With my pretend cell phone on my right ear, I started talking to Jesus. It was so easy. I could find the words to talk to him “on a cell phone”-- those easy, non scripted things on my heart—that had eluded me when I tried to pray “the right way” with my hands clasped and my head in serious prayer mode.

I told Jesus about the things in my heart. I told him about all the brokenness with my sister and my hurt that my Catholic faith seems to be the wedge that drives us further away from understanding each other. All these feelings which I thought were snarled in a endless knot came flowing all out in these relaxed, easy words.
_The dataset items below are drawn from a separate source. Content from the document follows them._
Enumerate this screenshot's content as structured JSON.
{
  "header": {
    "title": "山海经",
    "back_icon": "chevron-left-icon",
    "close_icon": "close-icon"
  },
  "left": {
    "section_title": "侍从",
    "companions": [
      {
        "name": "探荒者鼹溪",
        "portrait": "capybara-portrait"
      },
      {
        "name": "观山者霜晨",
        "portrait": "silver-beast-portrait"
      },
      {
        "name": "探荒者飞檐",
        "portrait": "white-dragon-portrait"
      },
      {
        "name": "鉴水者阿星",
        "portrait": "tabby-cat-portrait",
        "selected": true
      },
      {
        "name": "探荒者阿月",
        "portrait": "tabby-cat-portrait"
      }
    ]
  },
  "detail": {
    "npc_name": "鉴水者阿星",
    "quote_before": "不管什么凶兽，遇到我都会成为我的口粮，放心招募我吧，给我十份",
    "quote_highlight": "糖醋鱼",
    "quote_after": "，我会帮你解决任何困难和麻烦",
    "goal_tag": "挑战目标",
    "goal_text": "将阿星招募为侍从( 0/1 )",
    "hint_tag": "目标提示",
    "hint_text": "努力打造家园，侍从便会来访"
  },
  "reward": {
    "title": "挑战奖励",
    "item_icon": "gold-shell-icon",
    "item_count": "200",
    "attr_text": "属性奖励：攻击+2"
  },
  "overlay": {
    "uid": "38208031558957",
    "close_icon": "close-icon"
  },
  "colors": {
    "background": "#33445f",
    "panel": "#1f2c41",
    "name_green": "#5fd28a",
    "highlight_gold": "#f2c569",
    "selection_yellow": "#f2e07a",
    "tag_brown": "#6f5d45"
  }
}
I told my husband last night I started to imagine that my prayer to Jesus were a simple cell phone call. I showed him my silly hand motion that helps me to pray.

Jon got so excited about the metaphor. “You’ve got to collect yourself and dial the right number. That’s the recollecting your soul to God and making the sign of the cross” he said.

The he told me something really sweet. “You know that prayer of the quiet that you always struggle with?”

I nodded.

“That’s not anything grand or mysterious. That’s waiting on the cell phone connection until Jesus answers back.”

Remembering to pause in my stream of consciousness so that Jesus gets a chance to answer back?

Wow. A simple lack of social etiquette that I struggle with in real life.

I’m always excitedly talking OVER my friends’ words and missing half of their tender advice.

The prayer of the quiet is holding my tongue and letting Jesus have a turn to talk.

“I can work on prayer of the quiet!” I said. “That’s a skill that would be nice to have in my “real” life too.

Prayer 101. Simple. Easy. And endlessly useful.